9 Responses to “New-Home Sales Tumble 45%”

  1. HappyHappy Says:

    This is really good news. Once he over-extended new home builders are taken out of the marketplace (and those zombie firms declare bankruptcy), we’ll get a lift in sales of exiting homes, a bottom in bad construction loans and a healthier housing market. Remember that the last-to-be-built new homes are the flimsiest of deals and thus most predictable to fail.

  2. albnyc Says:

    Yes this is bad, but is it not also good. We must rid ourselves of excess inventory to get at the general excess. Seems to me that that this is more evidence of moving in the right direction.

  3. zerk19 Says:

    yes … good news to all .and we know that … new home builders are taken and sold.. nice for all of you… nice selling… keep it up

  4. Stuart Says:

    To quote Schiff from a few years back. ….they keep building the damn things.

  5. wally Says:

    Still no BKs of big national builders? Either they made incredible profits during the boom or the tax clawbacks are more than we can imagine or our whole homebuilding business was carried on the backs of off-the-books Mexicans who are no longer getting paid.

  6. xnycpdx Says:

    ok, long-time lurker has a question: we have 60K in a bank (one of the 2big2fail), and we are considering buying a house using most of that as a down payment. bad idea? i mean, if we get inflation, being a debtor is good, right? and cash in the bank in that situation is losing value every day.

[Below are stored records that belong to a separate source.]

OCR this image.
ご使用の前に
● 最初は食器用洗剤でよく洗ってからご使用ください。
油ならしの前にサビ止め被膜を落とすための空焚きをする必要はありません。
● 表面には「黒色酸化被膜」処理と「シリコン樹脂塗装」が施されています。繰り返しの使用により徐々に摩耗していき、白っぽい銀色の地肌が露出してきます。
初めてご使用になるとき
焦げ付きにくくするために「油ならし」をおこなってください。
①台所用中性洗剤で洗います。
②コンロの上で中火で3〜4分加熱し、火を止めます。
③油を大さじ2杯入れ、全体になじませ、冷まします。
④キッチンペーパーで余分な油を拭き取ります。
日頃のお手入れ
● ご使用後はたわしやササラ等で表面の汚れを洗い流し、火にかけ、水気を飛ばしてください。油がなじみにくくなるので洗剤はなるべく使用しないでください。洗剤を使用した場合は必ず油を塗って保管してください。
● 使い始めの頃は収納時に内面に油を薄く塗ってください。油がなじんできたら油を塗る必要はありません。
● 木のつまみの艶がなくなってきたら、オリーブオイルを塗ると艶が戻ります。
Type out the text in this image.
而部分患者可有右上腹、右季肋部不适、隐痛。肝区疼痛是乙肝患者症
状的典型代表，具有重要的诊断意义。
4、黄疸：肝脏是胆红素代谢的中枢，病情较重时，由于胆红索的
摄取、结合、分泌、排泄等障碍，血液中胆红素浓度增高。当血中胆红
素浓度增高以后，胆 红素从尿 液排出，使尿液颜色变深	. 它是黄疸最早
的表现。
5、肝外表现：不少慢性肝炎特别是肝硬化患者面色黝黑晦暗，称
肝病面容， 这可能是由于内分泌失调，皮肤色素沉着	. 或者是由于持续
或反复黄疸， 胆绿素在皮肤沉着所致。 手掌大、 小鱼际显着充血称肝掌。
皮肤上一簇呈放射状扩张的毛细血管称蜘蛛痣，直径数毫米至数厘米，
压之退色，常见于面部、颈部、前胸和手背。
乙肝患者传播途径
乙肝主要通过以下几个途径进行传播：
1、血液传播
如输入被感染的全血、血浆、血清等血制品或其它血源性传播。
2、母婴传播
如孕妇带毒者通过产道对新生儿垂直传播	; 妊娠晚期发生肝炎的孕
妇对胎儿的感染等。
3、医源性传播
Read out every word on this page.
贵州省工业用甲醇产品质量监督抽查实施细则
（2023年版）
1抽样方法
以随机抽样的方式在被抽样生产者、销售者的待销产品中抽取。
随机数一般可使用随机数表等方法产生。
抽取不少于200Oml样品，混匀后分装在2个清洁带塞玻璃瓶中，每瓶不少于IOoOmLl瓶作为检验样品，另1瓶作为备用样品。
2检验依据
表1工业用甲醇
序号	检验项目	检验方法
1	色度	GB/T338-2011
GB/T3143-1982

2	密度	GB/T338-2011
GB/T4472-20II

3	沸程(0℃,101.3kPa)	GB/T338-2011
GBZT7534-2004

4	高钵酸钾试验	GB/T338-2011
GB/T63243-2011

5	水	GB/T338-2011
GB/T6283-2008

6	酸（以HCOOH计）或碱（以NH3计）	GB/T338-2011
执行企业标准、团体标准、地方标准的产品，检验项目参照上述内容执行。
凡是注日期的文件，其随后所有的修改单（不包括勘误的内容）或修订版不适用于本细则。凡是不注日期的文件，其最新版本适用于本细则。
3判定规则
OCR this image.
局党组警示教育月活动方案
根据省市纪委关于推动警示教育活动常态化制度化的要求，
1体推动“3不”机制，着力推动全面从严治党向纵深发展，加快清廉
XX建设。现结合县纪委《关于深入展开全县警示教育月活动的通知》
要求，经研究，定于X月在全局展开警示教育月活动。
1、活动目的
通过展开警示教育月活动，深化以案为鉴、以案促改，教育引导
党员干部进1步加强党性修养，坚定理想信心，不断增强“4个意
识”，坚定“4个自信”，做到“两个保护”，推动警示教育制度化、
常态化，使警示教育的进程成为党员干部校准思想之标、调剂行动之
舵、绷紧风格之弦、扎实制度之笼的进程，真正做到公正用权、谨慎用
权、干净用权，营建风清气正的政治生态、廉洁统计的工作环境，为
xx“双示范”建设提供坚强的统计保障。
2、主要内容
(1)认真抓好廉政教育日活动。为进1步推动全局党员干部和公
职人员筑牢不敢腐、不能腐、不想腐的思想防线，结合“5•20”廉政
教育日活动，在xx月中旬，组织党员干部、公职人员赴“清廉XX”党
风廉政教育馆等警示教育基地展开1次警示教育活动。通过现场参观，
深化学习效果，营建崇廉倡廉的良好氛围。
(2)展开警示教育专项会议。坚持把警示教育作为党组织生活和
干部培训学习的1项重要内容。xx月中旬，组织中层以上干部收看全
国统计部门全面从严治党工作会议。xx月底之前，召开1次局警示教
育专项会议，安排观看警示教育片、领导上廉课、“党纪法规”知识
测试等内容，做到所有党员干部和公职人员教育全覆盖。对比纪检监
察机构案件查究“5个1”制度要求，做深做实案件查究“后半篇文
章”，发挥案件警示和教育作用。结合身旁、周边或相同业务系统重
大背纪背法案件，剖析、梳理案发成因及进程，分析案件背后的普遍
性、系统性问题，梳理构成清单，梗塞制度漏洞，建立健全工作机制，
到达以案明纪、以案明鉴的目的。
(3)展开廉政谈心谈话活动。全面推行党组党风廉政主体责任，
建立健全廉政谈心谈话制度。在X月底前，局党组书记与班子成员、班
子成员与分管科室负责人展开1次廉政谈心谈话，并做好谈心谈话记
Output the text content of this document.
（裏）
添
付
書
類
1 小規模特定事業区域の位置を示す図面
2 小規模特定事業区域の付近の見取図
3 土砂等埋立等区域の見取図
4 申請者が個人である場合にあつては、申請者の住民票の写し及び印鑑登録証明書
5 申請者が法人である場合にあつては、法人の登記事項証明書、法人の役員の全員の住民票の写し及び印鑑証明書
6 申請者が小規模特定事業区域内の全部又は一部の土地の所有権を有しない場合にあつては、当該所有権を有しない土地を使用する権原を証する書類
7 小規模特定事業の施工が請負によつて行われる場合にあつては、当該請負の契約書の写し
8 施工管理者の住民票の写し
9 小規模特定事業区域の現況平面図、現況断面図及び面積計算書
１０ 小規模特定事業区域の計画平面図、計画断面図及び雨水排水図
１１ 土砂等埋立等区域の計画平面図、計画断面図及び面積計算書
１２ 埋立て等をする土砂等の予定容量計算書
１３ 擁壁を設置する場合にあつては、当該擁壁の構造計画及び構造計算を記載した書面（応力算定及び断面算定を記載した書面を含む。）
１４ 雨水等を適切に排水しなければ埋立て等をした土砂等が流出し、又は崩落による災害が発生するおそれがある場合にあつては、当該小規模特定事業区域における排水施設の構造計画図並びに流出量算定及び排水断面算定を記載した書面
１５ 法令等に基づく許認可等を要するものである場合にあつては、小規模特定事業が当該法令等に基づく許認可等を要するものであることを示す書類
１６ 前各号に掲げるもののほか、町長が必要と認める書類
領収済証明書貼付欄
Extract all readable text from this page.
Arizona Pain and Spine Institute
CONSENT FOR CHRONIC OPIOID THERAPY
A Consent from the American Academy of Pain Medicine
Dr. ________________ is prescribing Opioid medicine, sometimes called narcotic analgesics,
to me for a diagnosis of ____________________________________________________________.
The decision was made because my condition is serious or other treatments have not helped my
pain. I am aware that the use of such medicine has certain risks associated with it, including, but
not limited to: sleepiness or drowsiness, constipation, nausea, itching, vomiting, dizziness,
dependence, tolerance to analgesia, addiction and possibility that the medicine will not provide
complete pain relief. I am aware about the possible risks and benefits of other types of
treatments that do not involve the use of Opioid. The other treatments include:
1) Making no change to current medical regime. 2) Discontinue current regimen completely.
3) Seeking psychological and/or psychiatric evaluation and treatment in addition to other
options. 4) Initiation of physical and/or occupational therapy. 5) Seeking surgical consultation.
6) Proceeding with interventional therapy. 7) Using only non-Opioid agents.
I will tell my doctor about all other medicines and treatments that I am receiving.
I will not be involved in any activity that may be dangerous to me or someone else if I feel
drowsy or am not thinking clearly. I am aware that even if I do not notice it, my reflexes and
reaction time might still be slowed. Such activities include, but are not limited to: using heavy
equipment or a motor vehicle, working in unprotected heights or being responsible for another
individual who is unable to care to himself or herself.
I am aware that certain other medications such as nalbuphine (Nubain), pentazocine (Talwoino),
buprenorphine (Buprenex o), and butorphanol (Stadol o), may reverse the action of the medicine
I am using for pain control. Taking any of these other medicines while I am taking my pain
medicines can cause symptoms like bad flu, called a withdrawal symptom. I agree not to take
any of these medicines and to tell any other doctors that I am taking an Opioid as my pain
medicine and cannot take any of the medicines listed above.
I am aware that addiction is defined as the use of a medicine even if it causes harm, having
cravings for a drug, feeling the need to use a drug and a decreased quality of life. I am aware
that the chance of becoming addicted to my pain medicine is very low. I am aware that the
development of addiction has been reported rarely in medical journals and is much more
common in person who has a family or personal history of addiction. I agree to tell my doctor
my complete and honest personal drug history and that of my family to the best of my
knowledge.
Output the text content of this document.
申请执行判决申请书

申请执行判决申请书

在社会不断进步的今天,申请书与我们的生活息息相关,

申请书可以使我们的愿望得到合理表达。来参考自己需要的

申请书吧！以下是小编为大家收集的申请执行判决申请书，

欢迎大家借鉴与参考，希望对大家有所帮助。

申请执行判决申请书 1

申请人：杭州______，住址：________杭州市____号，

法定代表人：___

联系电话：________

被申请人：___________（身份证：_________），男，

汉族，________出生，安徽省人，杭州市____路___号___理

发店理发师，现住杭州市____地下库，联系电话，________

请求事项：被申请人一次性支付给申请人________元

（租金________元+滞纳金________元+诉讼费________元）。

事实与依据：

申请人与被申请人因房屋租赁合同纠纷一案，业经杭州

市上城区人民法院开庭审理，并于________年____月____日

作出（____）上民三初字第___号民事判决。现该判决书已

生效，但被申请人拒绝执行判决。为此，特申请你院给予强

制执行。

    what about deflation? i’m not clear that cash is any better, but being deep in debt prolly is :) not looking for financial advice, just a nod that my head is on straight about those generalities.

    of course, i’m not convinced our bank will be here in 3 months to loan us anything… the irony being if we wait long enough, most of the houses we’re looking at now will be cheap pickings in foreclosure.

  7. xnycpdx Says:

    oh, and wally: i lived in phoenix during most of the boom there. #1 and #3 are most certainly correct.

  8. Todd Says:

    It’s going to be a long long time before that inventory clears. Home ownership was at all time highs 68-70% historically it has been sustained closer 60% That is a lot of people owning homes that should not be owning homes. It’s pop growth that creates sustainable demand, and pop growth doesn’t change overnight.

    Home ownership shrinkage , coupled with the boomers generally downsizing since they have empty nests, means that this has a long long ways from recovering.

  9. The Curmudgeon Says:

    xnycpdx:

    Inflation is good for debtors, deflation is bad. My advice–keep your cash, if only because it is still the most liquid asset you can own. Deflation is good for cash. If inflation rears up, you can then buy whatever asset class is rising as a result (food comes to mind).

    Somewhat paradoxically, inflation will be bad for home prices, which are really more a function of interest rates than anything else, and nominal interest rates generally go up w/ inflation, even if they almost always turn negative on a real basis.